In [1]:
# Initialization
import os, re, json
from google.colab import userdata
import pandas as pd
import google.generativeai as genai

os.environ["HF_TOKEN"] = userdata.get("HF_TOKEN")
genai.configure(api_key=userdata.get("GEMINI_API_KEY"))

# Install dependencies
!pip install --upgrade --quiet accelerate bitsandbytes huggingface_hub transformers

In [2]:
# Load prompt template
import json
from huggingface_hub import hf_hub_download

tdc_prompts_filepath = hf_hub_download(
    repo_id="google/txgemma-2b-predict",
    filename="tdc_prompts.json",
)

with open(tdc_prompts_filepath, "r") as f:
    tdc_prompts_json = json.load(f)

In [3]:
# Load model
from transformers import AutoTokenizer, AutoModelForCausalLM, BitsAndBytesConfig

PREDICT_VARIANT = "2b-predict"  # @param ["2b-predict", "9b-predict", "27b-predict"]
CHAT_VARIANT = "9b-chat" # @param ["9b-chat", "27b-chat"]
USE_CHAT = True # @param {type: "boolean"}

quantization_config = BitsAndBytesConfig(load_in_4bit=True)
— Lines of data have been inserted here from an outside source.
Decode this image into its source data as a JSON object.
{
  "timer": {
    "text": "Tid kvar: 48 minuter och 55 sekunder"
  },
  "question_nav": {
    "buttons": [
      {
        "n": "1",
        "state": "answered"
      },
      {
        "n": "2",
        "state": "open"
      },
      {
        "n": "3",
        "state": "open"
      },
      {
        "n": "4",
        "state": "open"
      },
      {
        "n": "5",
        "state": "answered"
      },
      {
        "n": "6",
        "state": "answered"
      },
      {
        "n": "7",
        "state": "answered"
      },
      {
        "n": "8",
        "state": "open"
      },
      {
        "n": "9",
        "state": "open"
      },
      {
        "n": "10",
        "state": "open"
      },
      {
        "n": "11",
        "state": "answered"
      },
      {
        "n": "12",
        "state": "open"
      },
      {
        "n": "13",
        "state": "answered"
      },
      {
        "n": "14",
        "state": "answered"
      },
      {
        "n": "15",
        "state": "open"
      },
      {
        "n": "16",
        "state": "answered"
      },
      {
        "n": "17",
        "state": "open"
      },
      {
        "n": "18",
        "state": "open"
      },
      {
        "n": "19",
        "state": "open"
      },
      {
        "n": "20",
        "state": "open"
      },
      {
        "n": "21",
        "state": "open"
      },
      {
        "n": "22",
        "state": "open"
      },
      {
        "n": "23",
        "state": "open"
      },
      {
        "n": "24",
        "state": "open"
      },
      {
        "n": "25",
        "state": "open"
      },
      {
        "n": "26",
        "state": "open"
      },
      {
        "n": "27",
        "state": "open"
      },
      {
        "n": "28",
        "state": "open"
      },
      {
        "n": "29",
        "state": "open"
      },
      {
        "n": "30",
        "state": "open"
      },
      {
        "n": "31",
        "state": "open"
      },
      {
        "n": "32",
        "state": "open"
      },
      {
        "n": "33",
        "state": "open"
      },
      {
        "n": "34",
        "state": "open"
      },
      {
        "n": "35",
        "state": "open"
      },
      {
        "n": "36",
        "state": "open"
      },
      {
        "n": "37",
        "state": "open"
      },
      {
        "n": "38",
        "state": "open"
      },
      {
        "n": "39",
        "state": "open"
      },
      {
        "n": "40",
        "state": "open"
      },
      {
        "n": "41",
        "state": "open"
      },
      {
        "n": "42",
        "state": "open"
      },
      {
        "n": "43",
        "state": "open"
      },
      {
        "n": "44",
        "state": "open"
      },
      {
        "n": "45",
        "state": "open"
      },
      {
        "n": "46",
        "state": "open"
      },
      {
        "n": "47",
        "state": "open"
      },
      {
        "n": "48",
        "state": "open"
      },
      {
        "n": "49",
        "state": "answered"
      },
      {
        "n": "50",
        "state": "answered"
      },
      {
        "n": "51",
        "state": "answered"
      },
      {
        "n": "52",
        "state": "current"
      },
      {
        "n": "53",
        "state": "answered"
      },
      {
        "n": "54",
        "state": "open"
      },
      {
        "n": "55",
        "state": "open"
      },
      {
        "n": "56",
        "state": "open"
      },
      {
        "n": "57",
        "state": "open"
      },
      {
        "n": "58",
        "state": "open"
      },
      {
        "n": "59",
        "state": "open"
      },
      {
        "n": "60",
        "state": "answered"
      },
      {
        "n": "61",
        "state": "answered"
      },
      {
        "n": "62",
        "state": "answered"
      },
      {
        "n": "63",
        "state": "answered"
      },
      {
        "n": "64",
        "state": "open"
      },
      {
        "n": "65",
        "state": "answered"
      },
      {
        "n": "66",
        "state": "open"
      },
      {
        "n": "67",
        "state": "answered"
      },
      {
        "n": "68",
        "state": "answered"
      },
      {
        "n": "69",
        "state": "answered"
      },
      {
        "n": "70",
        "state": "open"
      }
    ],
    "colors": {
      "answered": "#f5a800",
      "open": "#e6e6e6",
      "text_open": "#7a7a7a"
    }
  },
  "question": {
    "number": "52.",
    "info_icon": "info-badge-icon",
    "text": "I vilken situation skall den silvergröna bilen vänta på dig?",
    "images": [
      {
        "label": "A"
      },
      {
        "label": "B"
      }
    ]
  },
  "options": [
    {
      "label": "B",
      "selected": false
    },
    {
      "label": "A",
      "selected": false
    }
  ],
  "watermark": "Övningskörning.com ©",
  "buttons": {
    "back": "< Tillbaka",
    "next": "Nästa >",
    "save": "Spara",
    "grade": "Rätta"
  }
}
predict_tokenizer = AutoTokenizer.from_pretrained(f"google/txgemma-{PREDICT_VARIANT}")
predict_model = AutoModelForCausalLM.from_pretrained(
    f"google/txgemma-{PREDICT_VARIANT}",
    device_map="auto",
    quantization_config=quantization_config,
)

if USE_CHAT:
    chat_tokenizer = AutoTokenizer.from_pretrained(f"google/txgemma-{CHAT_VARIANT}")
    chat_model = AutoModelForCausalLM.from_pretrained(
        f"google/txgemma-{CHAT_VARIANT}",
        device_map="auto",
        quantization_config=quantization_config,
    )

Loading checkpoint shards:   0%|          | 0/3 [00:00<?, ?it/s]

Loading checkpoint shards:   0%|          | 0/4 [00:00<?, ?it/s]

In [4]:
# Example task and input
task_name = "BBB_Martins"
input_type = "{Drug SMILES}"
drug_smiles = "CN1C(=O)CN=C(C2=CCCCC2)c2cc(Cl)ccc21"
TDC_PROMPT = tdc_prompts_json[task_name].replace(input_type, drug_smiles)

def txgemma_predict(prompt):
    input_ids = predict_tokenizer(prompt, return_tensors="pt").to("cuda")
    outputs = predict_model.generate(**input_ids, max_new_tokens=8)
    return predict_tokenizer.decode(outputs[0], skip_special_tokens=True)

def txgemma_chat(prompt):
    input_ids = chat_tokenizer(prompt, return_tensors="pt").to("cuda")
    outputs = chat_model.generate(**input_ids, max_new_tokens=32)
    return chat_tokenizer.decode(outputs[0], skip_special_tokens=True)

print(f"Prediction model response: {txgemma_predict(TDC_PROMPT)}")
if USE_CHAT: print(f"Chat model response: {txgemma_chat(TDC_PROMPT)}")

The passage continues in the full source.